Mié 08.03.2006

EL PAíS • SUBNOTA  › OPINION

Una foto no hace milagros

› Por Beatriz Sarlo

Treinta años después del golpe de Estado, ayer se destituyó al jefe de Gobierno de la ciudad, Aníbal Ibarra, quien, en las últimas semanas, se rodeó de toda la simbología del juicio a las juntas y tuvo como acompañante de tiempo completo a Estela Carlotto, hasta hoy la más respetada dirigente de derechos humanos. Quiso definir un escenario donde él representaba la figura melodramática de la virtud acosada por una conspiración viciosa y maligna. Se llegó a decir, sin temor al ridículo, que se lo perseguía como a un judío en tiempos del nazismo. La desmesura de esta comparación es tanta que sólo puede traer el rechazo de quien la pronuncia, no importa cuáles hayan sido sus pergaminos democráticos.

Pero lo que más sorprendió en este escenario ibarrista es la mezcla de victimización e impudor con que el suspendido jefe de Gobierno ocupaba un lugar no previsto por ningún ceremonial del Estado, flanqueando a Telerman en los actos públicos como si éste fuera el regente de un rey transitoriamente impedido de gobernar. Ibarra actuó en los meses de su juicio político creyendo, como lo creyó durante todo su gobierno, que una buena foto repara cualquier error y que la esfera pública funciona como esfera publicitaria.

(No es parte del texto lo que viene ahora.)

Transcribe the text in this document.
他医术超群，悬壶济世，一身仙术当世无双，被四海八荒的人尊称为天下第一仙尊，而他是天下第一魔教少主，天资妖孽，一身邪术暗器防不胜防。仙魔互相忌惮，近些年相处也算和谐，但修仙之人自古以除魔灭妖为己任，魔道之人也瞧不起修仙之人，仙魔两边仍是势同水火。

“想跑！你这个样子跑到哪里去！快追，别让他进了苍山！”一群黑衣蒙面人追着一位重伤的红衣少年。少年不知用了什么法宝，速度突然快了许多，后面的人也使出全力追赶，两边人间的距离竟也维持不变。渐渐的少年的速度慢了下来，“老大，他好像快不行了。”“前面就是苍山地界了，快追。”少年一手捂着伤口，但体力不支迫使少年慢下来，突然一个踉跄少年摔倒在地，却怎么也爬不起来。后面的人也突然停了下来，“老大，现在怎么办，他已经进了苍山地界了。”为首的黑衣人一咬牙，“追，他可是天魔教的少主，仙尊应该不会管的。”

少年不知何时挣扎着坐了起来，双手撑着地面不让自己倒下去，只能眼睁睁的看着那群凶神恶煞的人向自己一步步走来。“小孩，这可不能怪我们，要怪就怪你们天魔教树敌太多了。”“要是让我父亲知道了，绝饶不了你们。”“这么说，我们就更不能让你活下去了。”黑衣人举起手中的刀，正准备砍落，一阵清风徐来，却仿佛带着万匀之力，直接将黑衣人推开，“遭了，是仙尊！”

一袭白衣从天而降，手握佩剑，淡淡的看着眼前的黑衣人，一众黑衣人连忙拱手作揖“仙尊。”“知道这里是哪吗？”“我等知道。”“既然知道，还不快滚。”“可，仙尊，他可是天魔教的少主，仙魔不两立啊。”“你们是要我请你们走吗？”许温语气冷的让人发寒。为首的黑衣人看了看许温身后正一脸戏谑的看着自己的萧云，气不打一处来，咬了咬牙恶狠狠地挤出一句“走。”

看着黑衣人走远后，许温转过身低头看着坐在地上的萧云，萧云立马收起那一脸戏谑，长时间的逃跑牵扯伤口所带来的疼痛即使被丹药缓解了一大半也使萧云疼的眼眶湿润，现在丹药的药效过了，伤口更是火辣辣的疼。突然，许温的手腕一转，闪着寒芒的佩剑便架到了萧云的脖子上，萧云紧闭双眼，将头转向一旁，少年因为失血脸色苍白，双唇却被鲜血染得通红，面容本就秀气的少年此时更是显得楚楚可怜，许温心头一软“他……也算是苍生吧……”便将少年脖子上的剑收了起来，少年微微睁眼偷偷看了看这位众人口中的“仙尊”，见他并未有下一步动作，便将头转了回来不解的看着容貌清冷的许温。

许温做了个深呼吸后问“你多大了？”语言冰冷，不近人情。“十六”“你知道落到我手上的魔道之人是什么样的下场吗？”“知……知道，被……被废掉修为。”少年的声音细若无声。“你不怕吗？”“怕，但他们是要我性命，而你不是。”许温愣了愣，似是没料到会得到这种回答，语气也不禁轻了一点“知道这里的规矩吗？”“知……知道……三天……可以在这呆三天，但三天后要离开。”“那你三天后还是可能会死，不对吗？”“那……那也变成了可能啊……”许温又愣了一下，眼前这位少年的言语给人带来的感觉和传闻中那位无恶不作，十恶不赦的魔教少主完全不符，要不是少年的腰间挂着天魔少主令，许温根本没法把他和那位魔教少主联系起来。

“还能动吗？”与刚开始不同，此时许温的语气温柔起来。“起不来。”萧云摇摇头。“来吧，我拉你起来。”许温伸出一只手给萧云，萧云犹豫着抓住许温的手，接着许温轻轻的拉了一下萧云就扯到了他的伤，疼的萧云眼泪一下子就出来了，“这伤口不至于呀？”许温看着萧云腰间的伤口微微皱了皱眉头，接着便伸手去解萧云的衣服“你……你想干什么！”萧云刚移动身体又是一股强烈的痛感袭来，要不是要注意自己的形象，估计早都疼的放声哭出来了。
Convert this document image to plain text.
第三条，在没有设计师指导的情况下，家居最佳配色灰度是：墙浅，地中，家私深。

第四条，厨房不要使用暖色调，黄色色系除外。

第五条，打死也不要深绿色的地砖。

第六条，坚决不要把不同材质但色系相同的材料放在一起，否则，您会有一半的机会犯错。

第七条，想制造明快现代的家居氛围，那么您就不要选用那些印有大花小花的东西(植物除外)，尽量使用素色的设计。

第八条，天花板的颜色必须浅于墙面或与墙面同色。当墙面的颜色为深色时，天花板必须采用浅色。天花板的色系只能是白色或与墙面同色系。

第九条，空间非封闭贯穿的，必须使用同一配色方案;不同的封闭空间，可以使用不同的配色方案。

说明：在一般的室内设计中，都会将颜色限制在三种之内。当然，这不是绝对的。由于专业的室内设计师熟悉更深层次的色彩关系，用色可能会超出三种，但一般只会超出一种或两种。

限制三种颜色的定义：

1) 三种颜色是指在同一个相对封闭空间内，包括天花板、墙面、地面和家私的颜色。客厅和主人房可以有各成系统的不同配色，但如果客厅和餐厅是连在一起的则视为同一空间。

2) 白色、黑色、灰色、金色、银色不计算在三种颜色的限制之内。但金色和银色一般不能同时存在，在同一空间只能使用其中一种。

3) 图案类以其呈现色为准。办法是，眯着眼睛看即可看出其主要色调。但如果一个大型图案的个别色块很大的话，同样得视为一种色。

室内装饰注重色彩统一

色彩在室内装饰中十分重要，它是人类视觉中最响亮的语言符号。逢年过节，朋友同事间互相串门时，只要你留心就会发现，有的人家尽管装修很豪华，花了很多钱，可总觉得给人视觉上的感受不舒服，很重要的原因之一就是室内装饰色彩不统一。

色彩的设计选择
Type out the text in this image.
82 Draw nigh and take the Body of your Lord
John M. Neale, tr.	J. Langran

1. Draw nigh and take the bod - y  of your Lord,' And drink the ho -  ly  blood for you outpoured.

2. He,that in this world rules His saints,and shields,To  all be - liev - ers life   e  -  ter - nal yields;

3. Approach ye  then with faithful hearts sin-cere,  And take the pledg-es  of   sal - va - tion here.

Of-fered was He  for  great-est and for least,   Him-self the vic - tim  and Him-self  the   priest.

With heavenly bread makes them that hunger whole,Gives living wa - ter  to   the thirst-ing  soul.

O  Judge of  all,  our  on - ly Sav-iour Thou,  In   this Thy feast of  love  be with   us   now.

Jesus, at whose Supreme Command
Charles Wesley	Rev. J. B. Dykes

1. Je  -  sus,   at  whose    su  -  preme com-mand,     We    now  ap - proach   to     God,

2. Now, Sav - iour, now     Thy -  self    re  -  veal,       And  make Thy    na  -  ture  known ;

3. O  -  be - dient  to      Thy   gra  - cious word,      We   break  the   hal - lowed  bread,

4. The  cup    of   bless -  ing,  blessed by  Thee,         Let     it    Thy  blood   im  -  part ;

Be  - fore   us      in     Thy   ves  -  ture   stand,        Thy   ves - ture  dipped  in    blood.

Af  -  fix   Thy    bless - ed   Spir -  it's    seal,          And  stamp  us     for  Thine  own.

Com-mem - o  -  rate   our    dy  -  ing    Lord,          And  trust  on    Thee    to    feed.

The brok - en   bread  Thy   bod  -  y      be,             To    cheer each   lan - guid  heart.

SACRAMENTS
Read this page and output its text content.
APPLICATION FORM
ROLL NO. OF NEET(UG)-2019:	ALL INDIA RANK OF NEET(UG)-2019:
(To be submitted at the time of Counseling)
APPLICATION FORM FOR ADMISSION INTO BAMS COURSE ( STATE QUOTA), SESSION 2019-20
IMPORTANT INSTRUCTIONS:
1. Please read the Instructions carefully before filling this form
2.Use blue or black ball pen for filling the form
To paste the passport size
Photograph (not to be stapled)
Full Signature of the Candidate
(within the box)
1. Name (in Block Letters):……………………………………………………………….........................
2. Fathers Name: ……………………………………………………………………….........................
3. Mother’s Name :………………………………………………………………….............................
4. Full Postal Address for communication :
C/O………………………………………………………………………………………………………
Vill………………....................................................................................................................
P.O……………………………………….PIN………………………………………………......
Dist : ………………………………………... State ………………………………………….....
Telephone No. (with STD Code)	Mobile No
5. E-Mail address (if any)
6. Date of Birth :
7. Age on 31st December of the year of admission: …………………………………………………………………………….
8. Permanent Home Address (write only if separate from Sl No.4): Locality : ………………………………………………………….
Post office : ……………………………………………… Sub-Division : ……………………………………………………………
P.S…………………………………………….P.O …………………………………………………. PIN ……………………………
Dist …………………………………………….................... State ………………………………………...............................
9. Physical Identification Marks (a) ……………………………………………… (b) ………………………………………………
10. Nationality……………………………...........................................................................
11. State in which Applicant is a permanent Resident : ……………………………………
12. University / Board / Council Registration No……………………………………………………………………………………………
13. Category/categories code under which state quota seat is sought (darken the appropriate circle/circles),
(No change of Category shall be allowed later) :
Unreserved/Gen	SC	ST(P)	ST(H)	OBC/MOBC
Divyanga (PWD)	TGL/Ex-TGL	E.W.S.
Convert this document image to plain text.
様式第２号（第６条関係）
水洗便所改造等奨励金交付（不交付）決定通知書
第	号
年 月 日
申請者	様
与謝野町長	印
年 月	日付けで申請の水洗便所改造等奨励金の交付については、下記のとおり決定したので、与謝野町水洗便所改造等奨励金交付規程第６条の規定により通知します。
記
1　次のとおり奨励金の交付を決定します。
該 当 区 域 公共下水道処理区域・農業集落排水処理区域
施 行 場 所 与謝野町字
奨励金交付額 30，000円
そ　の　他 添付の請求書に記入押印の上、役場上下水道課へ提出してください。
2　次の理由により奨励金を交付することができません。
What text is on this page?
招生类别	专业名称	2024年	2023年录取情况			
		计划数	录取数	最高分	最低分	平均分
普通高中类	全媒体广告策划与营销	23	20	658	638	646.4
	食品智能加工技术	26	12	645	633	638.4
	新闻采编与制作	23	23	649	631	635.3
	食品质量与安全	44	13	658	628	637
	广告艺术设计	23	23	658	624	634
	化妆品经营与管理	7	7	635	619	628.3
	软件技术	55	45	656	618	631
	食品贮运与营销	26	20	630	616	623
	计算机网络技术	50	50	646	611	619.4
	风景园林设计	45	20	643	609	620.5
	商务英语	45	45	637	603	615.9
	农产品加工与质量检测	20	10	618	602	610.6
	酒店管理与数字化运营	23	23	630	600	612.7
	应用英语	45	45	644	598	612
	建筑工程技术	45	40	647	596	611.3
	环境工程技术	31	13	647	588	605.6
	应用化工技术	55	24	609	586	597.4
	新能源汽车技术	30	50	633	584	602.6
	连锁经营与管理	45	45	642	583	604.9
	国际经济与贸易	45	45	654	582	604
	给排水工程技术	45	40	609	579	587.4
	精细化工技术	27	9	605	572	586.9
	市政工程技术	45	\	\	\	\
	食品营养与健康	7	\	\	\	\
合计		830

Sobre el juicio político seguiremos discutiendo, pero a condición de que se retire el argumento de mala fe de que se trata de un golpe. Los argentinos, hace treinta años, aprendimos lo que es un golpe, y no hay acuerdo parlamentario, ni abierto ni secreto, ni necesario ni espurio, que pueda compararse. Ibarra, por otra parte, podría ser menos remilgado, ya que no lo fue cuando, a principios de año, quiso llamar a un plebiscito para quedarse y reforzar su poder, contradiciendo de modo llamativo la letra del estatuto constitucional de la ciudad, que él mismo había votado. Los legisladores que lo condenaron forman parte de un cuerpo desprestigiado, cuyo renacimiento se frustró después de la autonomía de la ciudad. Todo, en Buenos Aires, deberá reformarse. La caída de Ibarra no asegura por sí misma que la política en la ciudad cambie. Ibarra desperdició no sólo los meses posteriores al incendio de Cromañón, sino su entera gestión por la superficialidad intelectual y el encierro político que parecía cómodo y terminó siendo fatal. Ambos rasgos le impidieron ser un jefe progresista en la ciudad con mayores posibilidades de cambio de la Argentina.